We’ve spent some time recently testing a new way to assemble PacBio data called HGAP, which stands for “hierarchical genome assembly process”. Unlike previous assemblers of PacBio data that have relied on the use of either Illumina and/or PacBio CCS reads for error correction of PacBio long reads, HGAP uses multiple alignments of all reads to perform the corrections, potentially eliminating the need for other libraries and data types. The corrected reads are assembled with an overlap-layout consensus assembler (in this case Celera Assembler) to form contigs.
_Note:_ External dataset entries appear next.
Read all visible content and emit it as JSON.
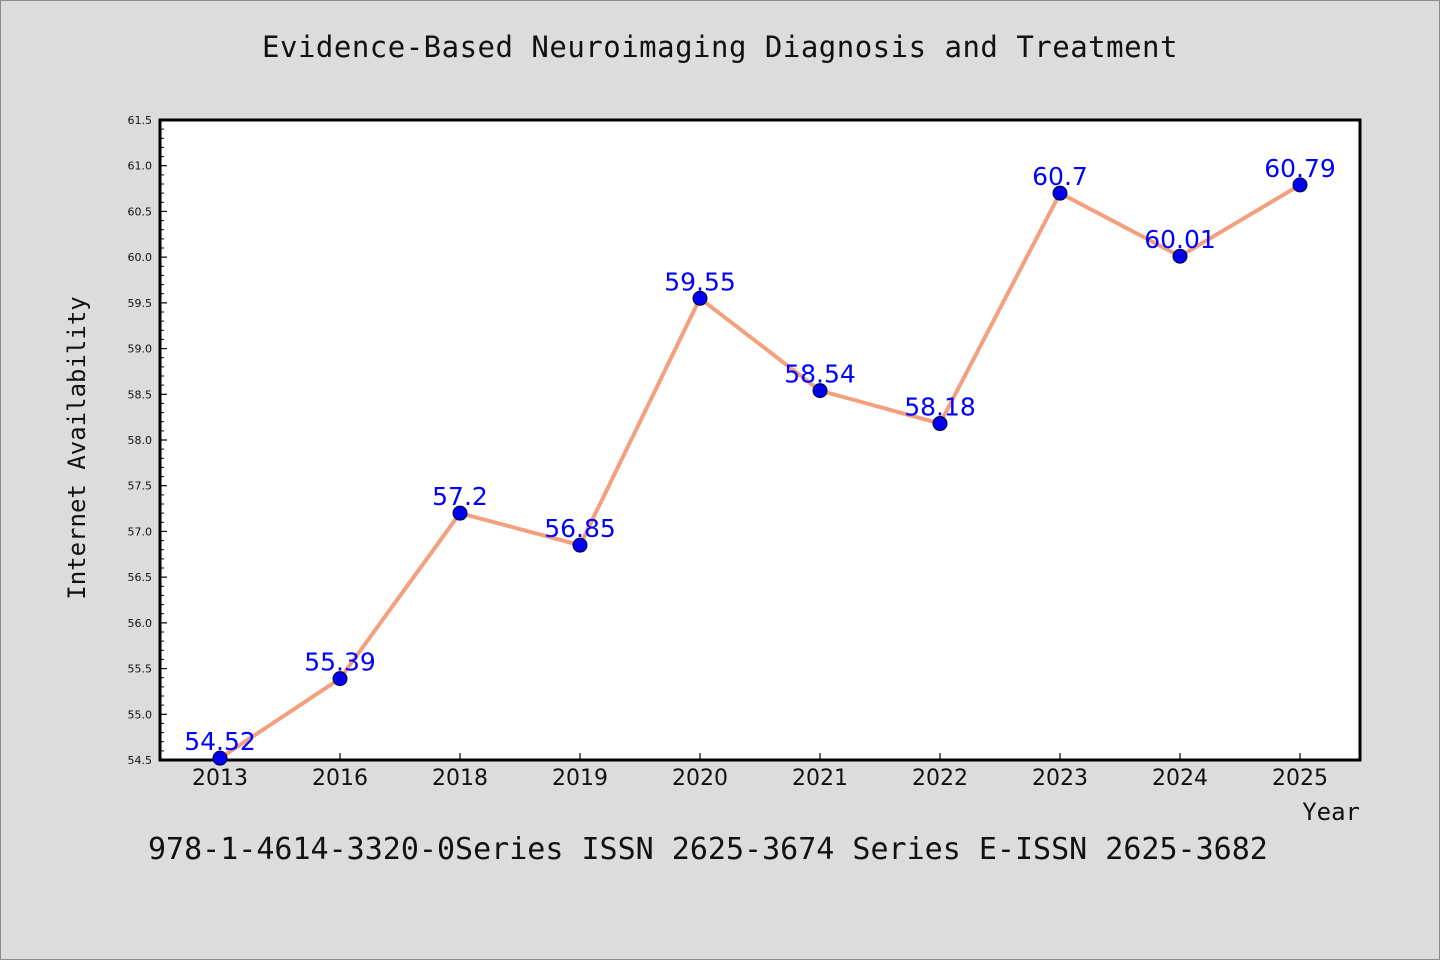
{
  "title": "Evidence-Based Neuroimaging Diagnosis and Treatment",
  "footer": "978-1-4614-3320-0Series ISSN 2625-3674 Series E-ISSN 2625-3682",
  "colors": {
    "background": "#dcdcdc",
    "plot_background": "#ffffff",
    "line": "#f4a07e",
    "marker": "#0000ee",
    "data_label": "#0000ff"
  },
  "chart_data": {
    "type": "line",
    "title": "Evidence-Based Neuroimaging Diagnosis and Treatment",
    "xlabel": "Year",
    "ylabel": "Internet Availability",
    "categories": [
      "2013",
      "2016",
      "2018",
      "2019",
      "2020",
      "2021",
      "2022",
      "2023",
      "2024",
      "2025"
    ],
    "series": [
      {
        "values": [
          54.52,
          55.39,
          57.2,
          56.85,
          59.55,
          58.54,
          58.18,
          60.7,
          60.01,
          60.79
        ],
        "labels": [
          "54.52",
          "55.39",
          "57.2",
          "56.85",
          "59.55",
          "58.54",
          "58.18",
          "60.7",
          "60.01",
          "60.79"
        ]
      }
    ],
    "ylim": [
      54.5,
      61.5
    ],
    "yticks": [
      "54.5",
      "55.0",
      "55.5",
      "56.0",
      "56.5",
      "57.0",
      "57.5",
      "58.0",
      "58.5",
      "59.0",
      "59.5",
      "60.0",
      "60.5",
      "61.0",
      "61.5"
    ],
    "grid": false,
    "legend": "none"
  }
}
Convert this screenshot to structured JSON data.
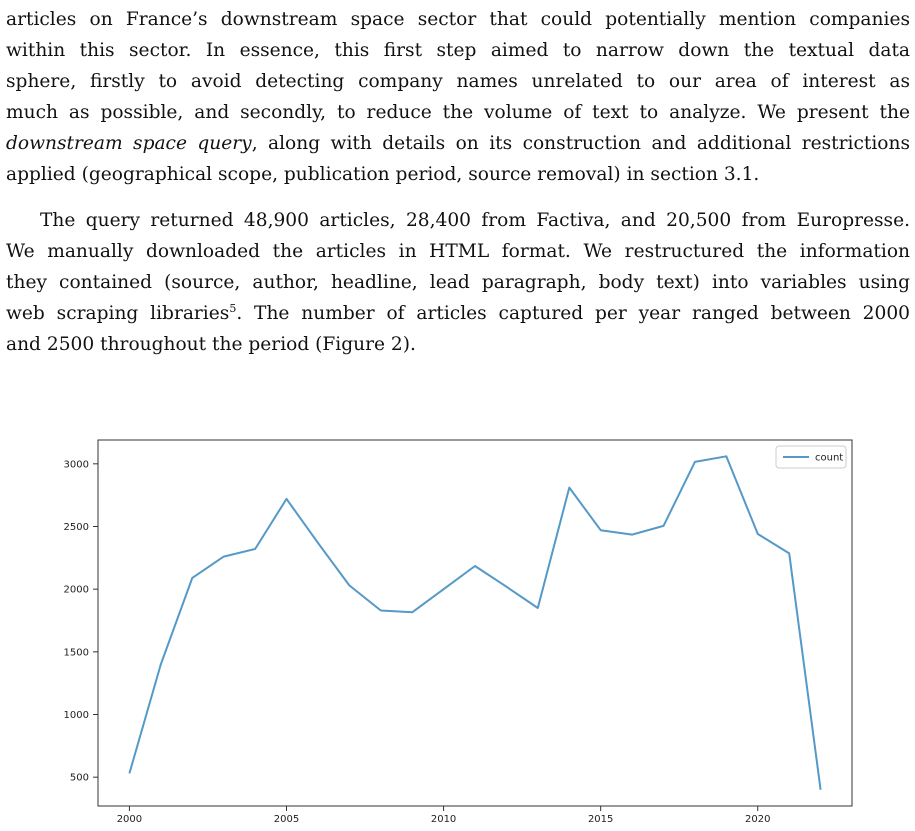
{
  "paragraph1": {
    "line1": "articles on France’s downstream space sector that could potentially mention companies",
    "line2": "within this sector. In essence, this first step aimed to narrow down the textual data",
    "line3": "sphere, firstly to avoid detecting company names unrelated to our area of interest as",
    "line4": "much as possible, and secondly, to reduce the volume of text to analyze. We present the",
    "line5_italic": "downstream space query",
    "line5_rest": ", along with details on its construction and additional restrictions",
    "line6": "applied (geographical scope, publication period, source removal) in section 3.1."
  },
  "paragraph2": {
    "line1": "The query returned 48,900 articles, 28,400 from Factiva, and 20,500 from Europresse.",
    "line2": "We manually downloaded the articles in HTML format. We restructured the information",
    "line3": "they contained (source, author, headline, lead paragraph, body text) into variables using",
    "line4_a": "web scraping libraries",
    "footnote_mark": "5",
    "line4_b": ". The number of articles captured per year ranged between 2000",
    "line5": "and 2500 throughout the period (Figure 2)."
  },
  "chart_data": {
    "type": "line",
    "x": [
      2000,
      2001,
      2002,
      2003,
      2004,
      2005,
      2006,
      2007,
      2008,
      2009,
      2010,
      2011,
      2012,
      2013,
      2014,
      2015,
      2016,
      2017,
      2018,
      2019,
      2020,
      2021,
      2022
    ],
    "series": [
      {
        "name": "count",
        "values": [
          530,
          1400,
          2090,
          2260,
          2320,
          2720,
          2370,
          2030,
          1830,
          1815,
          2000,
          2185,
          2020,
          1850,
          2810,
          2470,
          2435,
          2505,
          3015,
          3060,
          2440,
          2285,
          400
        ]
      }
    ],
    "xticks": [
      2000,
      2005,
      2010,
      2015,
      2020
    ],
    "yticks": [
      500,
      1000,
      1500,
      2000,
      2500,
      3000
    ],
    "xlim": [
      1999,
      2023
    ],
    "ylim": [
      270,
      3190
    ],
    "legend": "upper right",
    "grid": false,
    "line_color": "#5499c7"
  }
}
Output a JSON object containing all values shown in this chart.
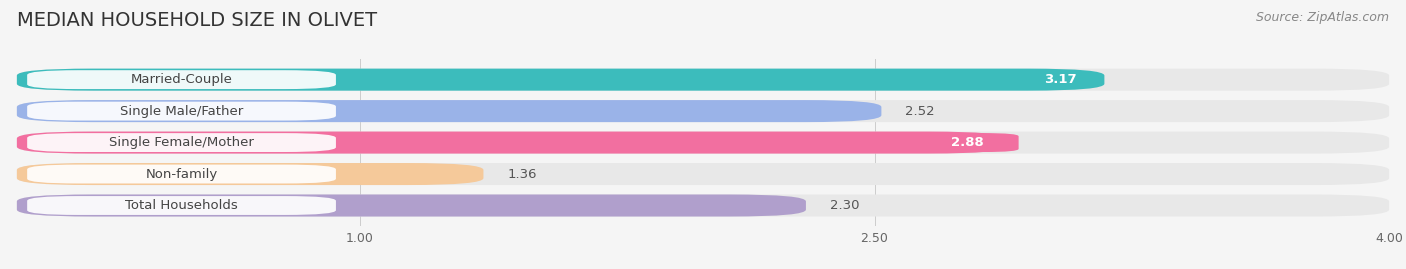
{
  "title": "MEDIAN HOUSEHOLD SIZE IN OLIVET",
  "source": "Source: ZipAtlas.com",
  "categories": [
    "Married-Couple",
    "Single Male/Father",
    "Single Female/Mother",
    "Non-family",
    "Total Households"
  ],
  "values": [
    3.17,
    2.52,
    2.88,
    1.36,
    2.3
  ],
  "bar_colors": [
    "#3cbcbc",
    "#9ab3e8",
    "#f26fa0",
    "#f5c99a",
    "#b09fcc"
  ],
  "xlim_min": 0,
  "xlim_max": 4.0,
  "xticks": [
    1.0,
    2.5,
    4.0
  ],
  "xtick_labels": [
    "1.00",
    "2.50",
    "4.00"
  ],
  "bg_color": "#f5f5f5",
  "bar_bg_color": "#e8e8e8",
  "bar_height": 0.7,
  "title_fontsize": 14,
  "source_fontsize": 9,
  "label_fontsize": 9.5,
  "value_fontsize": 9.5
}
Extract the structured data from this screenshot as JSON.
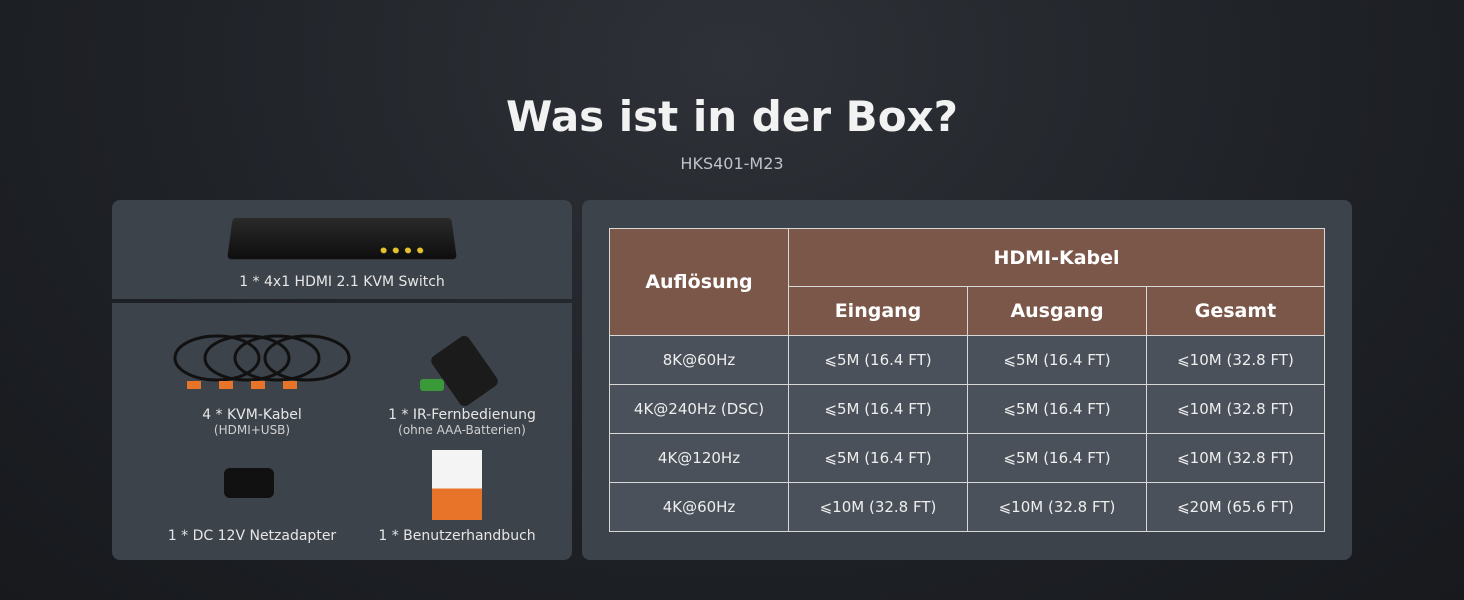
{
  "title": "Was ist in der Box?",
  "subtitle": "HKS401-M23",
  "items": [
    {
      "label": "1 * 4x1 HDMI 2.1 KVM Switch",
      "note": ""
    },
    {
      "label": "4 * KVM-Kabel",
      "note": "(HDMI+USB)"
    },
    {
      "label": "1 * IR-Fernbedienung",
      "note": "(ohne AAA-Batterien)"
    },
    {
      "label": "1 * DC 12V Netzadapter",
      "note": ""
    },
    {
      "label": "1 * Benutzerhandbuch",
      "note": ""
    }
  ],
  "table": {
    "col_resolution": "Auflösung",
    "group": "HDMI-Kabel",
    "cols": [
      "Eingang",
      "Ausgang",
      "Gesamt"
    ],
    "rows": [
      [
        "8K@60Hz",
        "⩽5M (16.4 FT)",
        "⩽5M (16.4 FT)",
        "⩽10M (32.8 FT)"
      ],
      [
        "4K@240Hz (DSC)",
        "⩽5M (16.4 FT)",
        "⩽5M (16.4 FT)",
        "⩽10M (32.8 FT)"
      ],
      [
        "4K@120Hz",
        "⩽5M (16.4 FT)",
        "⩽5M (16.4 FT)",
        "⩽10M (32.8 FT)"
      ],
      [
        "4K@60Hz",
        "⩽10M (32.8 FT)",
        "⩽10M (32.8 FT)",
        "⩽20M (65.6 FT)"
      ]
    ]
  },
  "colors": {
    "header": "#7a5749",
    "panel": "#3d434b",
    "accent": "#e8742a"
  }
}
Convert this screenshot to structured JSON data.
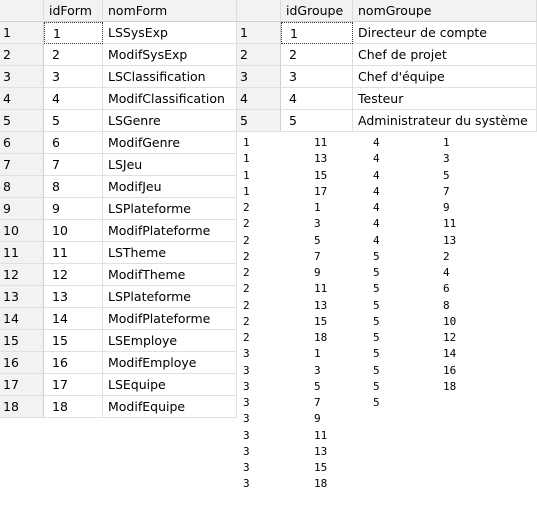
{
  "left_grid": {
    "columns": [
      "idForm",
      "nomForm"
    ],
    "rows": [
      {
        "n": "1",
        "id": "1",
        "name": "LSSysExp"
      },
      {
        "n": "2",
        "id": "2",
        "name": "ModifSysExp"
      },
      {
        "n": "3",
        "id": "3",
        "name": "LSClassification"
      },
      {
        "n": "4",
        "id": "4",
        "name": "ModifClassification"
      },
      {
        "n": "5",
        "id": "5",
        "name": "LSGenre"
      },
      {
        "n": "6",
        "id": "6",
        "name": "ModifGenre"
      },
      {
        "n": "7",
        "id": "7",
        "name": "LSJeu"
      },
      {
        "n": "8",
        "id": "8",
        "name": "ModifJeu"
      },
      {
        "n": "9",
        "id": "9",
        "name": "LSPlateforme"
      },
      {
        "n": "10",
        "id": "10",
        "name": "ModifPlateforme"
      },
      {
        "n": "11",
        "id": "11",
        "name": "LSTheme"
      },
      {
        "n": "12",
        "id": "12",
        "name": "ModifTheme"
      },
      {
        "n": "13",
        "id": "13",
        "name": "LSPlateforme"
      },
      {
        "n": "14",
        "id": "14",
        "name": "ModifPlateforme"
      },
      {
        "n": "15",
        "id": "15",
        "name": "LSEmploye"
      },
      {
        "n": "16",
        "id": "16",
        "name": "ModifEmploye"
      },
      {
        "n": "17",
        "id": "17",
        "name": "LSEquipe"
      },
      {
        "n": "18",
        "id": "18",
        "name": "ModifEquipe"
      }
    ]
  },
  "right_grid": {
    "columns": [
      "idGroupe",
      "nomGroupe"
    ],
    "rows": [
      {
        "n": "1",
        "id": "1",
        "name": "Directeur de compte"
      },
      {
        "n": "2",
        "id": "2",
        "name": "Chef de projet"
      },
      {
        "n": "3",
        "id": "3",
        "name": "Chef d'équipe"
      },
      {
        "n": "4",
        "id": "4",
        "name": "Testeur"
      },
      {
        "n": "5",
        "id": "5",
        "name": "Administrateur du système"
      }
    ]
  },
  "text_col_a": [
    "1",
    "1",
    "1",
    "1",
    "2",
    "2",
    "2",
    "2",
    "2",
    "2",
    "2",
    "2",
    "2",
    "3",
    "3",
    "3",
    "3",
    "3",
    "3",
    "3",
    "3",
    "3"
  ],
  "text_col_b": [
    "11",
    "13",
    "15",
    "17",
    "1",
    "3",
    "5",
    "7",
    "9",
    "11",
    "13",
    "15",
    "18",
    "1",
    "3",
    "5",
    "7",
    "9",
    "11",
    "13",
    "15",
    "18"
  ],
  "text_col_c": [
    "4",
    "4",
    "4",
    "4",
    "4",
    "4",
    "4",
    "5",
    "5",
    "5",
    "5",
    "5",
    "5",
    "5",
    "5",
    "5",
    "5"
  ],
  "text_col_d": [
    "1",
    "3",
    "5",
    "7",
    "9",
    "11",
    "13",
    "2",
    "4",
    "6",
    "8",
    "10",
    "12",
    "14",
    "16",
    "18"
  ]
}
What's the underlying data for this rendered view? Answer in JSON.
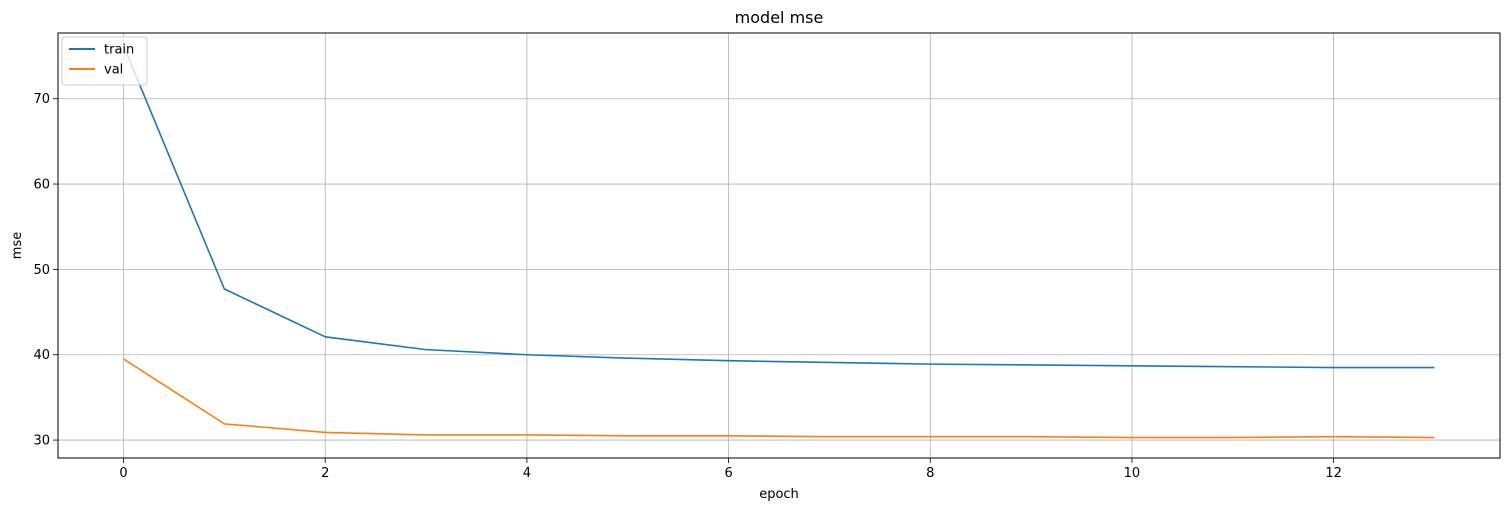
{
  "chart_data": {
    "type": "line",
    "title": "model mse",
    "xlabel": "epoch",
    "ylabel": "mse",
    "xlim": [
      -0.65,
      13.65
    ],
    "ylim": [
      27.9,
      77.7
    ],
    "xticks": [
      0,
      2,
      4,
      6,
      8,
      10,
      12
    ],
    "yticks": [
      30,
      40,
      50,
      60,
      70
    ],
    "grid": true,
    "legend_position": "upper left",
    "x": [
      0,
      1,
      2,
      3,
      4,
      5,
      6,
      7,
      8,
      9,
      10,
      11,
      12,
      13
    ],
    "series": [
      {
        "name": "train",
        "color": "#1f77b4",
        "values": [
          76.2,
          47.7,
          42.1,
          40.6,
          40.0,
          39.6,
          39.3,
          39.1,
          38.9,
          38.8,
          38.7,
          38.6,
          38.5,
          38.5
        ]
      },
      {
        "name": "val",
        "color": "#ff7f0e",
        "values": [
          39.5,
          31.9,
          30.9,
          30.6,
          30.6,
          30.5,
          30.5,
          30.4,
          30.4,
          30.4,
          30.3,
          30.3,
          30.4,
          30.3
        ]
      }
    ]
  }
}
More details about HGAP can be read found here: https://github.com/PacificBiosciences/DevNet/wiki/Hierarchical-Genome-Assembly-Process-%28HGAP%29
We have evaluated HGAP on several of our projects and compared it to our assembly of illumina-corrected Pacbio reads assembled with Celera Assembler. So far, the results have been very encouraging and we have seen significant improvement in many cases. The chart below shows several examples:
So the assemblies are more contiguous, but are the corrections good enough to generate accurate consensus sequence? In an attempt to verify the consensus accuracy of these HGAP assemblies for several Bordetella genomes, we aligned >240x coverage of 250bp Illumina MiSeq data to the HGAP-generated contigs and looked for discrepancies and SNPs using GATK. We found no cases of high-quality, passed-filter variants, which supports a highly accurate consensus sequence generated by the HGAP assembly. We continue to test and compare HGAP with other PacBio assembly methods but are encouraged by initial results.